TLS profile for any TCP-based protocol in the IEC and DNP3 families. Wraps MMS, DNP3, and IEC 60870-5-104 sockets in mutually-authenticated TLS with constrained cipher suites.

Also: 62351-3, TLS profile for IEC

IEC 62351-3 is the part of the IEC 62351 family that profiles TLS for use under any TCP-based power-systems protocol — MMS, DNP3, IEC 60870-5-104, telnet for engineering access, and so on.

What “profile” means here

The standard does not invent its own crypto. It restricts the choice of TLS version, cipher suites, and certificate fields to what is acceptable in an OT context. Specifically:

  • TLS version — current editions require TLS 1.3 with backwards compatibility to TLS 1.2; older editions of -3 still allowed TLS 1.0 / 1.1 and the field hasn’t fully refreshed.
  • Cipher suites — restricted to AEAD constructions with forward secrecy. RC4, 3DES, RSA key exchange forbidden.
  • Mutual authentication — both ends present X.509 certificates; anonymous TLS is forbidden.
  • Certificate fields — extensions for asset identity (substation ID, IED identity) so that the certificate can be bound to the device, not just the hostname.

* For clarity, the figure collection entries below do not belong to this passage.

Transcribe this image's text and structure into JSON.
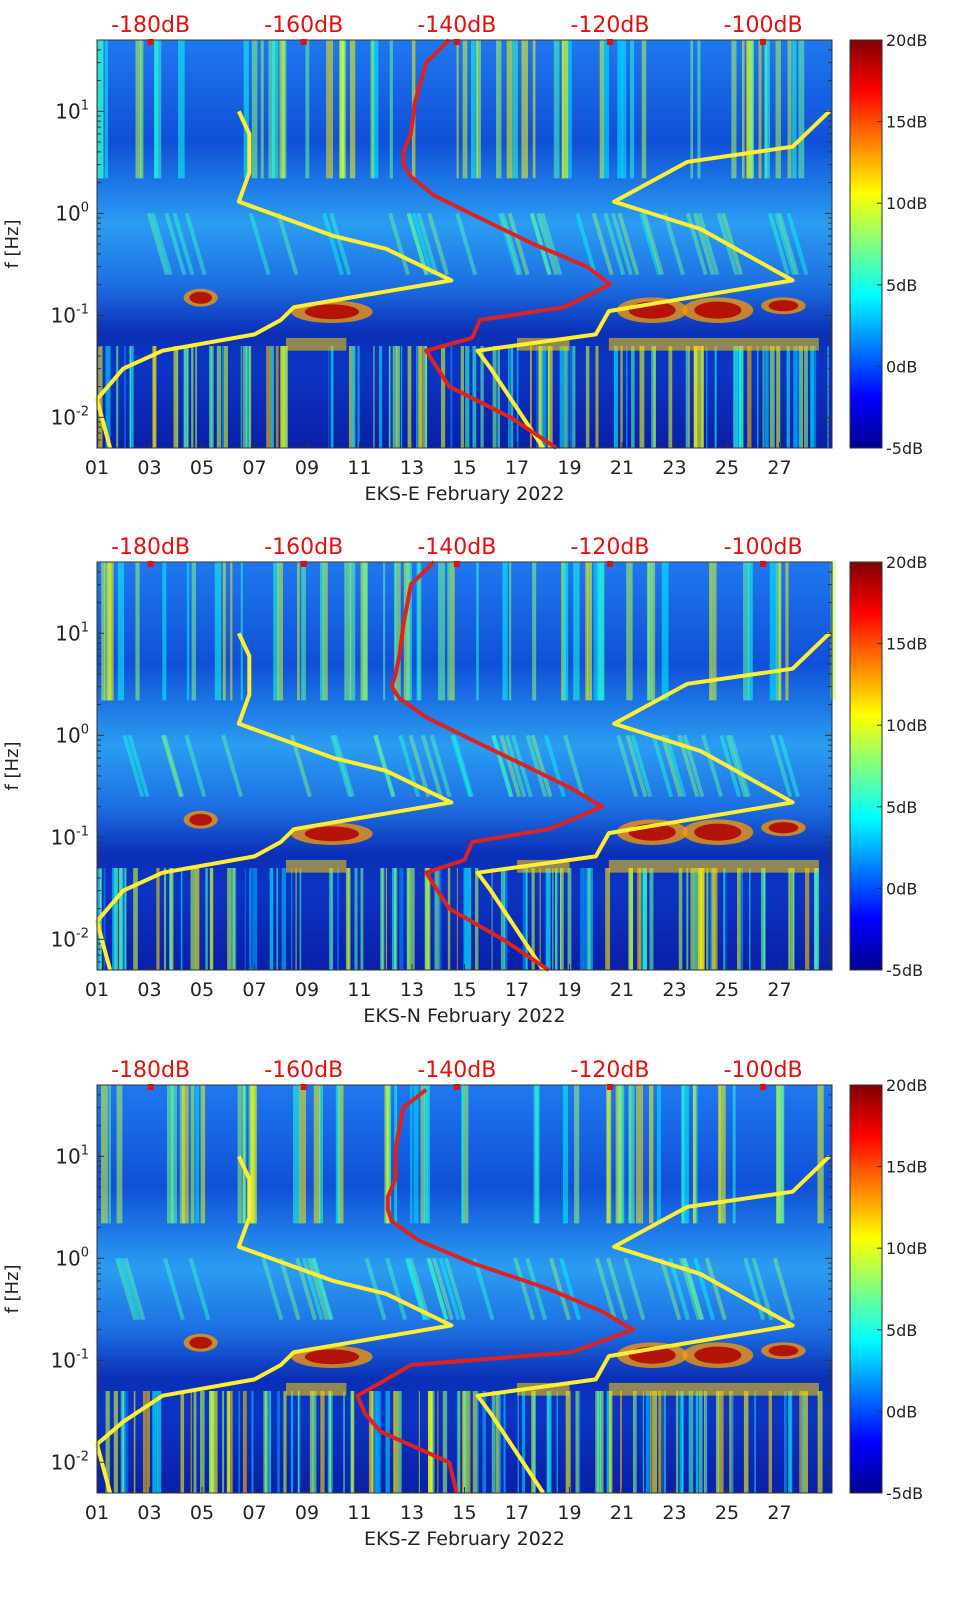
{
  "chart_data": [
    {
      "type": "heatmap",
      "xlabel": "EKS-E February 2022",
      "ylabel": "f [Hz]",
      "x_ticks": [
        "01",
        "03",
        "05",
        "07",
        "09",
        "11",
        "13",
        "15",
        "17",
        "19",
        "21",
        "23",
        "25",
        "27"
      ],
      "x_range_days": [
        1,
        29
      ],
      "y_scale": "log",
      "y_ticks": [
        {
          "value": 0.01,
          "base": "10",
          "exp": "-2"
        },
        {
          "value": 0.1,
          "base": "10",
          "exp": "-1"
        },
        {
          "value": 1,
          "base": "10",
          "exp": "0"
        },
        {
          "value": 10,
          "base": "10",
          "exp": "1"
        }
      ],
      "y_range_hz": [
        0.005,
        50
      ],
      "top_axis_ticks": [
        "-180dB",
        "-160dB",
        "-140dB",
        "-120dB",
        "-100dB"
      ],
      "top_axis_range_db": [
        -187,
        -91
      ],
      "colorbar_ticks": [
        "20dB",
        "15dB",
        "10dB",
        "5dB",
        "0dB",
        "-5dB"
      ],
      "colorbar_range_db": [
        -5,
        20
      ],
      "colormap": "jet",
      "lines": [
        {
          "color": "#ffee33",
          "points": [
            [
              6.4,
              10
            ],
            [
              6.8,
              6
            ],
            [
              6.8,
              2.5
            ],
            [
              6.4,
              1.3
            ],
            [
              10,
              0.6
            ],
            [
              12,
              0.45
            ],
            [
              14.5,
              0.22
            ],
            [
              8.5,
              0.12
            ],
            [
              8.0,
              0.09
            ],
            [
              7.0,
              0.065
            ],
            [
              3.5,
              0.045
            ],
            [
              2.0,
              0.03
            ],
            [
              1.0,
              0.015
            ],
            [
              1.5,
              0.005
            ]
          ]
        },
        {
          "color": "#ffee33",
          "points": [
            [
              28.9,
              10
            ],
            [
              27.5,
              4.5
            ],
            [
              23.5,
              3.2
            ],
            [
              20.7,
              1.3
            ],
            [
              24,
              0.7
            ],
            [
              27.5,
              0.22
            ],
            [
              20.5,
              0.11
            ],
            [
              20,
              0.065
            ],
            [
              15.5,
              0.045
            ],
            [
              16,
              0.03
            ],
            [
              18,
              0.005
            ]
          ]
        },
        {
          "color": "#dd2222",
          "points": [
            [
              -141,
              50
            ],
            [
              -144,
              30
            ],
            [
              -145.5,
              12
            ],
            [
              -146,
              6
            ],
            [
              -147,
              4
            ],
            [
              -147,
              3
            ],
            [
              -146,
              2.3
            ],
            [
              -143,
              1.5
            ],
            [
              -137,
              0.9
            ],
            [
              -130,
              0.5
            ],
            [
              -123,
              0.3
            ],
            [
              -120,
              0.2
            ],
            [
              -126,
              0.12
            ],
            [
              -137,
              0.09
            ],
            [
              -138,
              0.06
            ],
            [
              -144,
              0.045
            ],
            [
              -141,
              0.02
            ],
            [
              -133,
              0.01
            ],
            [
              -127,
              0.005
            ]
          ]
        }
      ]
    },
    {
      "type": "heatmap",
      "xlabel": "EKS-N February 2022",
      "ylabel": "f [Hz]",
      "x_ticks": [
        "01",
        "03",
        "05",
        "07",
        "09",
        "11",
        "13",
        "15",
        "17",
        "19",
        "21",
        "23",
        "25",
        "27"
      ],
      "x_range_days": [
        1,
        29
      ],
      "y_scale": "log",
      "y_ticks": [
        {
          "value": 0.01,
          "base": "10",
          "exp": "-2"
        },
        {
          "value": 0.1,
          "base": "10",
          "exp": "-1"
        },
        {
          "value": 1,
          "base": "10",
          "exp": "0"
        },
        {
          "value": 10,
          "base": "10",
          "exp": "1"
        }
      ],
      "y_range_hz": [
        0.005,
        50
      ],
      "top_axis_ticks": [
        "-180dB",
        "-160dB",
        "-140dB",
        "-120dB",
        "-100dB"
      ],
      "top_axis_range_db": [
        -187,
        -91
      ],
      "colorbar_ticks": [
        "20dB",
        "15dB",
        "10dB",
        "5dB",
        "0dB",
        "-5dB"
      ],
      "colorbar_range_db": [
        -5,
        20
      ],
      "colormap": "jet",
      "lines": [
        {
          "color": "#ffee33",
          "points": [
            [
              6.4,
              10
            ],
            [
              6.8,
              6
            ],
            [
              6.8,
              2.5
            ],
            [
              6.4,
              1.3
            ],
            [
              10,
              0.6
            ],
            [
              12,
              0.45
            ],
            [
              14.5,
              0.22
            ],
            [
              8.5,
              0.12
            ],
            [
              8.0,
              0.09
            ],
            [
              7.0,
              0.065
            ],
            [
              3.5,
              0.045
            ],
            [
              2.0,
              0.03
            ],
            [
              1.0,
              0.015
            ],
            [
              1.5,
              0.005
            ]
          ]
        },
        {
          "color": "#ffee33",
          "points": [
            [
              28.9,
              10
            ],
            [
              27.5,
              4.5
            ],
            [
              23.5,
              3.2
            ],
            [
              20.7,
              1.3
            ],
            [
              24,
              0.7
            ],
            [
              27.5,
              0.22
            ],
            [
              20.5,
              0.11
            ],
            [
              20,
              0.065
            ],
            [
              15.5,
              0.045
            ],
            [
              16,
              0.03
            ],
            [
              18,
              0.005
            ]
          ]
        },
        {
          "color": "#dd2222",
          "points": [
            [
              -143,
              50
            ],
            [
              -146,
              30
            ],
            [
              -147,
              12
            ],
            [
              -147.5,
              6
            ],
            [
              -148,
              4
            ],
            [
              -148.5,
              3
            ],
            [
              -147.5,
              2.3
            ],
            [
              -144,
              1.5
            ],
            [
              -138,
              0.9
            ],
            [
              -131,
              0.5
            ],
            [
              -125,
              0.3
            ],
            [
              -121,
              0.2
            ],
            [
              -128,
              0.12
            ],
            [
              -138,
              0.09
            ],
            [
              -139,
              0.06
            ],
            [
              -144,
              0.045
            ],
            [
              -141,
              0.02
            ],
            [
              -134,
              0.01
            ],
            [
              -128,
              0.005
            ]
          ]
        }
      ]
    },
    {
      "type": "heatmap",
      "xlabel": "EKS-Z February 2022",
      "ylabel": "f [Hz]",
      "x_ticks": [
        "01",
        "03",
        "05",
        "07",
        "09",
        "11",
        "13",
        "15",
        "17",
        "19",
        "21",
        "23",
        "25",
        "27"
      ],
      "x_range_days": [
        1,
        29
      ],
      "y_scale": "log",
      "y_ticks": [
        {
          "value": 0.01,
          "base": "10",
          "exp": "-2"
        },
        {
          "value": 0.1,
          "base": "10",
          "exp": "-1"
        },
        {
          "value": 1,
          "base": "10",
          "exp": "0"
        },
        {
          "value": 10,
          "base": "10",
          "exp": "1"
        }
      ],
      "y_range_hz": [
        0.005,
        50
      ],
      "top_axis_ticks": [
        "-180dB",
        "-160dB",
        "-140dB",
        "-120dB",
        "-100dB"
      ],
      "top_axis_range_db": [
        -187,
        -91
      ],
      "colorbar_ticks": [
        "20dB",
        "15dB",
        "10dB",
        "5dB",
        "0dB",
        "-5dB"
      ],
      "colorbar_range_db": [
        -5,
        20
      ],
      "colormap": "jet",
      "lines": [
        {
          "color": "#ffee33",
          "points": [
            [
              6.4,
              10
            ],
            [
              6.8,
              6
            ],
            [
              6.8,
              2.5
            ],
            [
              6.4,
              1.3
            ],
            [
              10,
              0.6
            ],
            [
              12,
              0.45
            ],
            [
              14.5,
              0.22
            ],
            [
              8.5,
              0.12
            ],
            [
              8.0,
              0.09
            ],
            [
              7.0,
              0.065
            ],
            [
              3.5,
              0.045
            ],
            [
              2.0,
              0.025
            ],
            [
              1.0,
              0.015
            ],
            [
              1.5,
              0.005
            ]
          ]
        },
        {
          "color": "#ffee33",
          "points": [
            [
              28.9,
              10
            ],
            [
              27.5,
              4.5
            ],
            [
              23.5,
              3.2
            ],
            [
              20.7,
              1.3
            ],
            [
              24,
              0.7
            ],
            [
              27.5,
              0.22
            ],
            [
              20.5,
              0.11
            ],
            [
              20,
              0.065
            ],
            [
              15.5,
              0.045
            ],
            [
              16,
              0.03
            ],
            [
              18,
              0.005
            ]
          ]
        },
        {
          "color": "#dd2222",
          "points": [
            [
              -144,
              45
            ],
            [
              -147,
              30
            ],
            [
              -148,
              12
            ],
            [
              -148,
              6
            ],
            [
              -149,
              4
            ],
            [
              -149,
              3
            ],
            [
              -148.5,
              2.3
            ],
            [
              -145,
              1.5
            ],
            [
              -138,
              0.9
            ],
            [
              -128,
              0.5
            ],
            [
              -121,
              0.3
            ],
            [
              -117,
              0.2
            ],
            [
              -125,
              0.12
            ],
            [
              -146,
              0.09
            ],
            [
              -150,
              0.06
            ],
            [
              -153,
              0.045
            ],
            [
              -152,
              0.03
            ],
            [
              -150,
              0.02
            ],
            [
              -141,
              0.01
            ],
            [
              -140,
              0.005
            ]
          ]
        }
      ]
    }
  ]
}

The intent is to remove configuration choice from the integrator: pick “62351-3 compliant” in the firmware and you get the right thing.

Where it sits in a substation design

62351-3 is the wrapping layer. It does not authenticate the protocol payload (that’s -4 for MMS, -5 for DNP3 SA); it authenticates the peer at the TCP layer and encrypts the channel.

Typical placements:

Conduit-3 role
Engineering laptop ↔ IED MMSTLS to authenticate the laptop and encrypt the session
RTU ↔ SCADA over IEC 60870-5-104TLS to bind the RTU’s identity and encrypt telecontrol
RTU ↔ SCADA over DNP3TLS and DNP3 SA — TLS authenticates the peer, SA authenticates the payload
Substation gateway ↔ vendor remote supportTLS as the only layer of trust, plus tight IP allow-listing

Why deployment is uneven

  • MMS over TLS has reasonable adoption in newer station-bus deployments.
  • IEC 60870-5-104 over TLS is patchy — many European TSO installations still rely on MPLS isolation as the compensating control.
  • DNP3 over TLS is rare in GB transmission and distribution; DNP3 SA without TLS is the more common path where any cryptographic protection exists at all.

Certificate lifecycle management — issuance, rotation, revocation, distribution — is the binding operational constraint. That’s the job of -9, and the maturity of -9 deployment is what gates the maturity of -3 deployment.